Realogy and its affiliated brands — Century 21, Coldwell Banker, Sotheby’s International Realty and Better Homes and Gardens Real Estate among them — have long evangelized the idea of open architecture technology, essentially an ecosystem where agents and brokers can have some form of connectivity between technologies being offered by various vendors in the market.
Miedler said the company likes to compare the platform to a dresser, where Realogy built the dresser and agents and brokers can choose what they’d like to put in the dresser.
From the company’s own research, agents are using between six and 12 different platforms to run their businesses. But the issue the company has found is that none of those solutions — platforms like transaction management, customer relationship management tools, back-office tools — talk to each other.
“Our vision and what we’re trying to build is more of an open architecture-type platform where each one of these disparate parts can speak to each other throughout the transaction,” Miedler said.

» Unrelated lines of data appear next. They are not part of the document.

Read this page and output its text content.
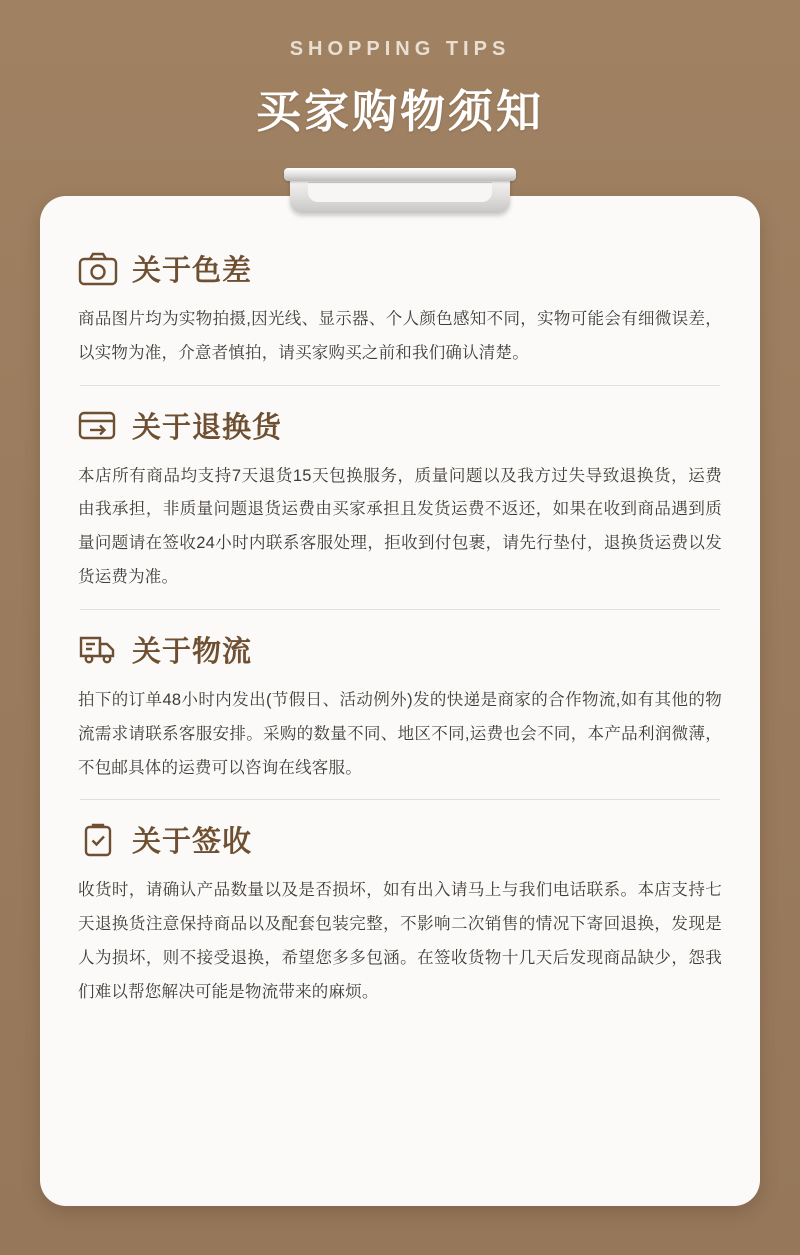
SHOPPING TIPS
买家购物须知
关于色差
商品图片均为实物拍摄,因光线、显示器、个人颜色感知不同，实物可能会有细微误差，以实物为准，介意者慎拍，请买家购买之前和我们确认清楚。
关于退换货
本店所有商品均支持7天退货15天包换服务，质量问题以及我方过失导致退换货，运费由我承担，非质量问题退货运费由买家承担且发货运费不返还，如果在收到商品遇到质量问题请在签收24小时内联系客服处理，拒收到付包裹，请先行垫付，退换货运费以发货运费为准。
关于物流
拍下的订单48小时内发出(节假日、活动例外)发的快递是商家的合作物流,如有其他的物流需求请联系客服安排。采购的数量不同、地区不同,运费也会不同，本产品利润微薄，不包邮具体的运费可以咨询在线客服。
关于签收
收货时，请确认产品数量以及是否损坏，如有出入请马上与我们电话联系。本店支持七天退换货注意保持商品以及配套包装完整，不影响二次销售的情况下寄回退换，发现是人为损坏，则不接受退换，希望您多多包涵。在签收货物十几天后发现商品缺少，怨我们难以帮您解决可能是物流带来的麻烦。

“It’s our job as a real estate industry to weave together platforms that are being used for the consumer so that they can all talk to each other and be seamless,” Miedler added. “That is the way that we are going to be able to provide the best experience for our real estate agents to make them more effective.”
Speaking more broadly to the technology trends shaping the industry, Miedler believes the COVID-19 pandemic and associated stay-at-home orders that ruled the early days have pushed the real estate industry forward in a positive way.

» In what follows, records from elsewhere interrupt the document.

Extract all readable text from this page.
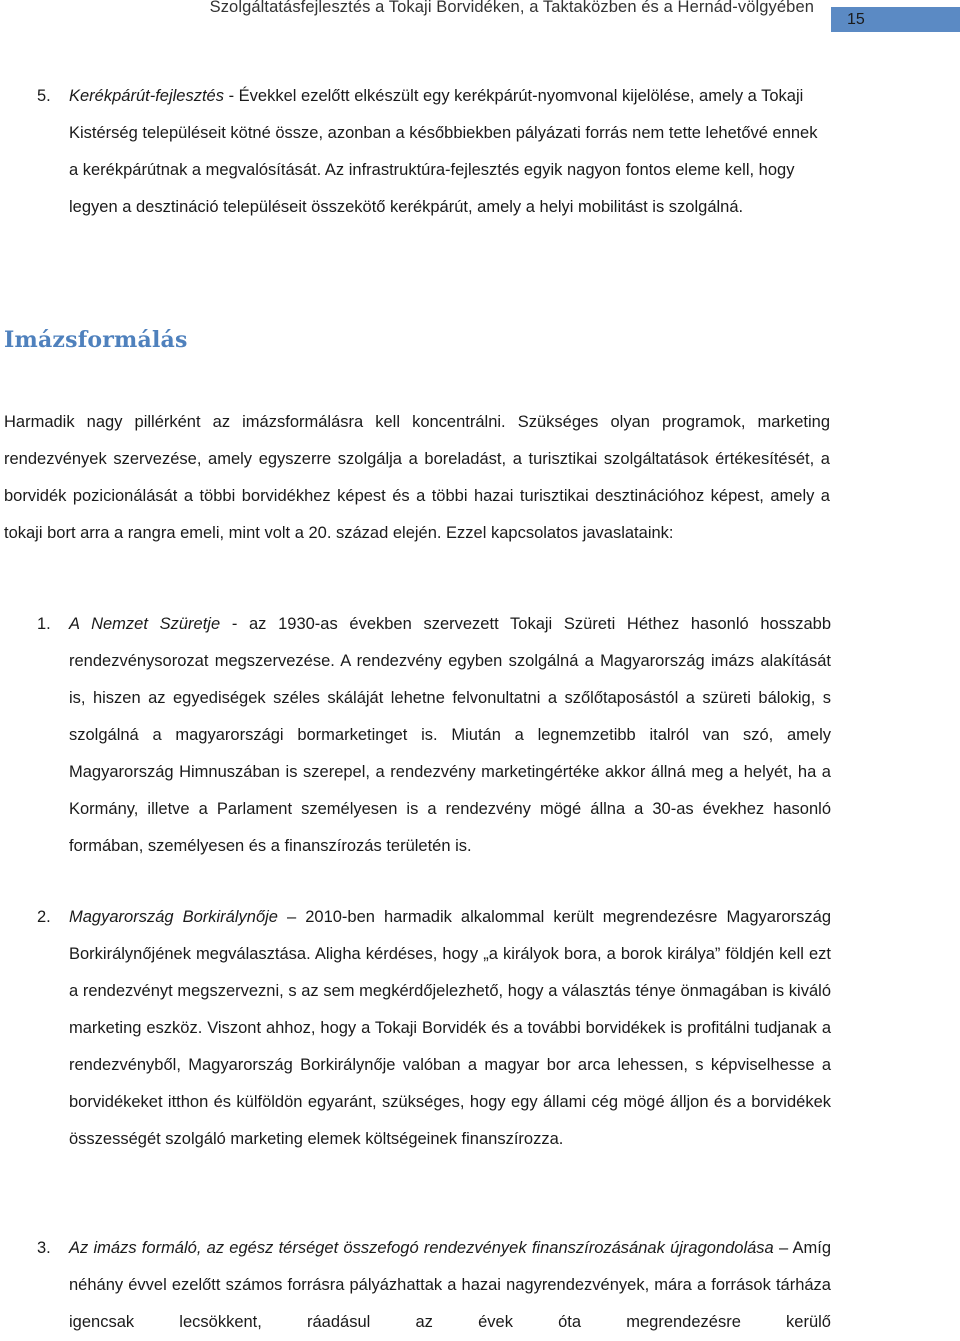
Szolgáltatásfejlesztés a Tokaji Borvidéken, a Taktaközben és a Hernád-völgyében
15
5. Kerékpárút-fejlesztés - Évekkel ezelőtt elkészült egy kerékpárút-nyomvonal kijelölése, amely a Tokaji Kistérség településeit kötné össze, azonban a későbbiekben pályázati forrás nem tette lehetővé ennek a kerékpárútnak a megvalósítását. Az infrastruktúra-fejlesztés egyik nagyon fontos eleme kell, hogy legyen a desztináció településeit összekötő kerékpárút, amely a helyi mobilitást is szolgálná.
Imázsformálás
Harmadik nagy pillérként az imázsformálásra kell koncentrálni. Szükséges olyan programok, marketing rendezvények szervezése, amely egyszerre szolgálja a boreladást, a turisztikai szolgáltatások értékesítését, a borvidék pozicionálását a többi borvidékhez képest és a többi hazai turisztikai desztinációhoz képest, amely a tokaji bort arra a rangra emeli, mint volt a 20. század elején. Ezzel kapcsolatos javaslataink:
1. A Nemzet Szüretje - az 1930-as években szervezett Tokaji Szüreti Héthez hasonló hosszabb rendezvénysorozat megszervezése. A rendezvény egyben szolgálná a Magyarország imázs alakítását is, hiszen az egyediségek széles skáláját lehetne felvonultatni a szőlőtaposástól a szüreti bálokig, s szolgálná a magyarországi bormarketinget is. Miután a legnemzetibb italról van szó, amely Magyarország Himnuszában is szerepel, a rendezvény marketingértéke akkor állná meg a helyét, ha a Kormány, illetve a Parlament személyesen is a rendezvény mögé állna a 30-as évekhez hasonló formában, személyesen és a finanszírozás területén is.
2. Magyarország Borkirálynője – 2010-ben harmadik alkalommal került megrendezésre Magyarország Borkirálynőjének megválasztása. Aligha kérdéses, hogy „a királyok bora, a borok királya” földjén kell ezt a rendezvényt megszervezni, s az sem megkérdőjelezhető, hogy a választás ténye önmagában is kiváló marketing eszköz. Viszont ahhoz, hogy a Tokaji Borvidék és a további borvidékek is profitálni tudjanak a rendezvényből, Magyarország Borkirálynője valóban a magyar bor arca lehessen, s képviselhesse a borvidékeket itthon és külföldön egyaránt, szükséges, hogy egy állami cég mögé álljon és a borvidékek összességét szolgáló marketing elemek költségeinek finanszírozza.
3. Az imázs formáló, az egész térséget összefogó rendezvények finanszírozásának újragondolása – Amíg néhány évvel ezelőtt számos forrásra pályázhattak a hazai nagyrendezvények, mára a források tárháza igencsak lecsökkent, ráadásul az évek óta megrendezésre kerülő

“I can’t tell you how many real estate professionals that I know had to teach clients how to use Zoom, or Teams, or Google Meets or name it in order to have this type of interaction and not meet face-to-face in an office or at a house,” Miedler said.
Even things like remote online notarization are becoming ubiquitous. At this time last year, many people had never heard of the concept before and it was still outlawed by many states.
Ultimately, the push for more technology adoption is leading to a better experience for both the consumer and the agent, Miedler said.
“The last year, in general, has taught us that we have to adapt and we have to move quickly,” Miedler said. “The consumer demand is there and we’re going to have to listen to what that is.”